Friedrich Brandt, Fotograf
Hans Brüggemann, Bildhauer
nach Albrecht Dürer, Entwerfer, Holzschneider
Julius Bergas-Verlag, Schleswig
Julius-Bergas-Verlag (Schleswig), Verleger

Die Kreuztragung, nach 1870

Aus: "Brüggemann-Album. Altarschrein der Domkirche zu Schleswig."; Schleswig, o.J., Taf. 12

Die Fotografie zeigt ein Detail aus dem umfangreichen sog. Bordesholmer Altar, der von 1514 bis 1521 von Hans Brüggemann geschaffen wurde. Dieses für die Kunstgeschichte Norddeutschlands herausragende Werk wurde 1666 aus der Klosterkirche in Bordesholm in den Schleswiger Dom transferiert. Dort wurde er seit spätestens seit dem frühen 19. Jahrhundert zum Zielpunkt von Künstlern und Kunsthistorikern. Die Popularisierung verlief zunächst über eine umfassende Folge von Lithographien von Böhndel (vgl. Inv.-Nr. 73652-73689), seit Mitte der 1860er Jahre verstärkt auch über Fotografien. Von herausragender Bedeutung ist hierbei Friedrich Brandt, der wiederholt Fotoserien publizierte (vgl. Inv.-Nr. kb-1915-215-1 bis 27 und 73887-73913).
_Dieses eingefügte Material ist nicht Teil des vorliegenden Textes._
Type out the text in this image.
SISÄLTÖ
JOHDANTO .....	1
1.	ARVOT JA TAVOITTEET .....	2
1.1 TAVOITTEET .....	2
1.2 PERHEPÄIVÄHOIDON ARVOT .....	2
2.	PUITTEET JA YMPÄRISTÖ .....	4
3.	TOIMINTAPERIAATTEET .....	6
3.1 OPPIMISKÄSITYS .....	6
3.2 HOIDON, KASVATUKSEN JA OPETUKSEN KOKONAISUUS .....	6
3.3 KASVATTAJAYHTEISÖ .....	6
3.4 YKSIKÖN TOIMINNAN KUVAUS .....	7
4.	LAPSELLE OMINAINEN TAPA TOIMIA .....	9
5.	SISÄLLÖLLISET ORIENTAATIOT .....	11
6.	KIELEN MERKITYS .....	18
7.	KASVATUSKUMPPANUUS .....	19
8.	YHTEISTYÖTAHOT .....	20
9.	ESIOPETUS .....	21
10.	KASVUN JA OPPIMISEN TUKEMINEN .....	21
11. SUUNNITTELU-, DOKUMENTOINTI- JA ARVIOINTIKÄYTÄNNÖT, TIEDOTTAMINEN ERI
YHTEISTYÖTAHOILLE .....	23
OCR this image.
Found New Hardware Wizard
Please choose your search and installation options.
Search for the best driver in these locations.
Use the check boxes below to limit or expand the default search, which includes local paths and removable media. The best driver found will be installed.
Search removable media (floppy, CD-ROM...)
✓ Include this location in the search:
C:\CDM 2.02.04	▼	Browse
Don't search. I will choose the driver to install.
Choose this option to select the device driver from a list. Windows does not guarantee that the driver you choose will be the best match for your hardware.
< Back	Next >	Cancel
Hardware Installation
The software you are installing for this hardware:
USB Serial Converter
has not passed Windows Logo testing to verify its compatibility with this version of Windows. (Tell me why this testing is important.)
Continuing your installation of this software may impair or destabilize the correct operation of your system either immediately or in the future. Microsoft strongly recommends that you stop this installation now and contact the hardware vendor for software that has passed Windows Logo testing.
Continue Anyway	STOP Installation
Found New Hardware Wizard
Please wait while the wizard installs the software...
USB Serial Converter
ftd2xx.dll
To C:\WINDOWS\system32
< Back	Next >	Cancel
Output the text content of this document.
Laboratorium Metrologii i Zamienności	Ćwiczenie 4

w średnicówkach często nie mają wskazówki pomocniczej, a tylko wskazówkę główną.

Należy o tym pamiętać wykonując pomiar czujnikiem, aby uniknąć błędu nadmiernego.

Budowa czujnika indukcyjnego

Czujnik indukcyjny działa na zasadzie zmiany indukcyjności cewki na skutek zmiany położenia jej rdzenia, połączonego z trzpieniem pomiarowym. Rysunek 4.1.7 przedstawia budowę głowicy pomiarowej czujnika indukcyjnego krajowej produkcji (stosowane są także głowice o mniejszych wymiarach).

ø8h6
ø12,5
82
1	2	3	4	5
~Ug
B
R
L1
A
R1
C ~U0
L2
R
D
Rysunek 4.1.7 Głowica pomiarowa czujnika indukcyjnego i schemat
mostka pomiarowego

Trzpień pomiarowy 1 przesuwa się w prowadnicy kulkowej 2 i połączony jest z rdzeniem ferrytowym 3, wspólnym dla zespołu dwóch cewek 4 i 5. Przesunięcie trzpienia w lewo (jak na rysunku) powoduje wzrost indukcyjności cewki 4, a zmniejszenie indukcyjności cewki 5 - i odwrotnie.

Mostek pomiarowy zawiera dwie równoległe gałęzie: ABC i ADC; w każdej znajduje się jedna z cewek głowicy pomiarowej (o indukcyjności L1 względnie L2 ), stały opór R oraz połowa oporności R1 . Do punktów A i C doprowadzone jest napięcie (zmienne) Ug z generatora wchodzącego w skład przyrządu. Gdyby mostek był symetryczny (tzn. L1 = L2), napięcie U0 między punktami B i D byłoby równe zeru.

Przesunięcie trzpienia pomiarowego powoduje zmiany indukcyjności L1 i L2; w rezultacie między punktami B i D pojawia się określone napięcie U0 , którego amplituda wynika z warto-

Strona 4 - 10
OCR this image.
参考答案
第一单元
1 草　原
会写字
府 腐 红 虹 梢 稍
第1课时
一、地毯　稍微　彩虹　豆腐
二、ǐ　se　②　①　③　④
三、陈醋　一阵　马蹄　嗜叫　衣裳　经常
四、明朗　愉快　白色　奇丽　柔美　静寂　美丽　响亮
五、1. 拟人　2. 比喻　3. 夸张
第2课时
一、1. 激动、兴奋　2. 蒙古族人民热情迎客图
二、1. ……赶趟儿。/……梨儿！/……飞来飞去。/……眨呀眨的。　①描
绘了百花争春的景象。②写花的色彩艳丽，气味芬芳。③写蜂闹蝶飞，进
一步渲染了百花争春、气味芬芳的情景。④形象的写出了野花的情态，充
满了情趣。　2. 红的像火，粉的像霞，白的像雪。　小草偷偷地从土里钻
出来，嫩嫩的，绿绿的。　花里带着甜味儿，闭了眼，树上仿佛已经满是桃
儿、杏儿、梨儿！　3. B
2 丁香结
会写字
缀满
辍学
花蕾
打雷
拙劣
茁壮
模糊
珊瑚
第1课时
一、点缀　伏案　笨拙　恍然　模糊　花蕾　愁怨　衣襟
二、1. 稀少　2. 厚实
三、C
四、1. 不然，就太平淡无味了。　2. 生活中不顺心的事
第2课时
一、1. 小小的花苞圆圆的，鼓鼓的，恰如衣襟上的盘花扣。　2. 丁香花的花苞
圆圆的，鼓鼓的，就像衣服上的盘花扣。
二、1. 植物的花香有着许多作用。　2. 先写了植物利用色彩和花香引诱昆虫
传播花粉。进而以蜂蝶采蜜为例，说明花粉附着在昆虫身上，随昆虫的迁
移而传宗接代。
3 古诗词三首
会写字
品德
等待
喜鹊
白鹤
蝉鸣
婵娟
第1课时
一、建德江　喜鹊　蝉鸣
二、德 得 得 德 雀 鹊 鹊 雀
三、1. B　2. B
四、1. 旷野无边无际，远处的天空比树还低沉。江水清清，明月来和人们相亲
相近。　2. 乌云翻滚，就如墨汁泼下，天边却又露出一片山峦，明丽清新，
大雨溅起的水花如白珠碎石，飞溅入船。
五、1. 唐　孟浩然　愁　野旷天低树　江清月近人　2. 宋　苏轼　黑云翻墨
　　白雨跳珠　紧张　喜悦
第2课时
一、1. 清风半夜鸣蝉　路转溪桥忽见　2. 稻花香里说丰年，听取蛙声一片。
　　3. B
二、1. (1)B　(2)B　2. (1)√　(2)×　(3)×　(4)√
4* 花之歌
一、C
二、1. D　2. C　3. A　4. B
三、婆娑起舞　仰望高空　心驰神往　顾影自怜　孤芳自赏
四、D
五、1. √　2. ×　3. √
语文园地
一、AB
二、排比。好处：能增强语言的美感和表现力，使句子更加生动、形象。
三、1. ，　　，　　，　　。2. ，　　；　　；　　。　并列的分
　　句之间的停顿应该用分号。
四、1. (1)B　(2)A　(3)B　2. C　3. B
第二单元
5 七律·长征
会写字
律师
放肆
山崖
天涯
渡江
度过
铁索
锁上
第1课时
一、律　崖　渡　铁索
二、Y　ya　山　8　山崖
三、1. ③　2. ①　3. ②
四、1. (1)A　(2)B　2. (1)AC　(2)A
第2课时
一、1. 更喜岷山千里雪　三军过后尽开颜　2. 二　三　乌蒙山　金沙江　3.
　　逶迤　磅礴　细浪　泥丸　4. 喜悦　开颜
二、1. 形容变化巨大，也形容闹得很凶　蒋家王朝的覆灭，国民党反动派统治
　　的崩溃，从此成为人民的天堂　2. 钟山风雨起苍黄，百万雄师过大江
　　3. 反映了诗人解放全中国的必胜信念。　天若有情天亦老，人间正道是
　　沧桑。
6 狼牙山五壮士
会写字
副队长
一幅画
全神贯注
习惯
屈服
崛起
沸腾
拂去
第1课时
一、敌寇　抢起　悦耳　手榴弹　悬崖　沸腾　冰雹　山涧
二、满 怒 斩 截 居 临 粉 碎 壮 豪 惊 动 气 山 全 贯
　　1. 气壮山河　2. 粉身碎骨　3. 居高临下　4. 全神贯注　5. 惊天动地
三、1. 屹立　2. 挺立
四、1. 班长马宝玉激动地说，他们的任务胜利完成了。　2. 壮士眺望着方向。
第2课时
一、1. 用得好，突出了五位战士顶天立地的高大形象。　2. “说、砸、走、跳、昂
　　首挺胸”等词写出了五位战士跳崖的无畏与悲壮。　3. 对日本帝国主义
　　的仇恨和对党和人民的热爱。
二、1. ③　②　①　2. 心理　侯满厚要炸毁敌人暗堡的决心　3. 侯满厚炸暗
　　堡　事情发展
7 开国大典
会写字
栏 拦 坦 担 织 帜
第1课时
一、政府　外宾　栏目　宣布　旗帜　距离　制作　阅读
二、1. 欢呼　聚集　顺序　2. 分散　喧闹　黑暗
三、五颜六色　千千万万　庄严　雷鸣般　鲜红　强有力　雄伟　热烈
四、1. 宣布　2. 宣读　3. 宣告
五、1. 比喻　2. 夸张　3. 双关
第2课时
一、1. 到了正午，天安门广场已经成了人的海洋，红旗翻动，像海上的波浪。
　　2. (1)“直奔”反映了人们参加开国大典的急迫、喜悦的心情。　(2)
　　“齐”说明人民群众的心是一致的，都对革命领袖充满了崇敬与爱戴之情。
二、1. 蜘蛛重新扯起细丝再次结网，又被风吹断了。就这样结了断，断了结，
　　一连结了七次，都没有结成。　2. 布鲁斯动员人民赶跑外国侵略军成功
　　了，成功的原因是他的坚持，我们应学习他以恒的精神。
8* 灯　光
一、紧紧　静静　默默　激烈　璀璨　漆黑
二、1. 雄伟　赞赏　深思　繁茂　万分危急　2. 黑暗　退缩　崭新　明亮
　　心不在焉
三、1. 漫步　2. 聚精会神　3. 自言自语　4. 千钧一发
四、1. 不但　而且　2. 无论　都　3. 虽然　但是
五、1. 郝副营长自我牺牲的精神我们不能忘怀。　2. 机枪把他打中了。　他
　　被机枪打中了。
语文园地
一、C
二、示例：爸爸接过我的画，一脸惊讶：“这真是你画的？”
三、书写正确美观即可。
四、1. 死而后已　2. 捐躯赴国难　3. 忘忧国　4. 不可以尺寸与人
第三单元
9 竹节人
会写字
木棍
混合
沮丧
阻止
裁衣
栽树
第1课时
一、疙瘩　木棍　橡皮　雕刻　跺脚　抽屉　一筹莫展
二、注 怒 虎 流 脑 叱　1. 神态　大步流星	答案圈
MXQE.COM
Im vorliegenden Fall handelt es sich eine Fotografie aus einem Mappenwerk, bei der der Urheber weder auf dem Umschlag der Mappe noch auf der Fotografie genannt ist. Ein Bildvergleich mit den von Brandt herausgegebenen Fotografien zeigt eine klare Übereinstimmung von Lichtführung und Bildausschnitt (freundlicher Hinweis von Christoph Irrgang, Hamburg). Denkbar ist, dass der Verleger Bergas Brandts Aufnahmen erwarb, als dieser 1885 sich aus dem Geschäftsleben zurückzog und dann dessen Autorschaft bei einer Neuedition verschwieg. Auch wenn die Genese und genaue Datierung der vorliegenden Fotografie und der dazugehörigen Serie noch unklar ist, so belegt die Neuedition eindeutig das anhaltende Interesse an dem Bordesholmer Altar.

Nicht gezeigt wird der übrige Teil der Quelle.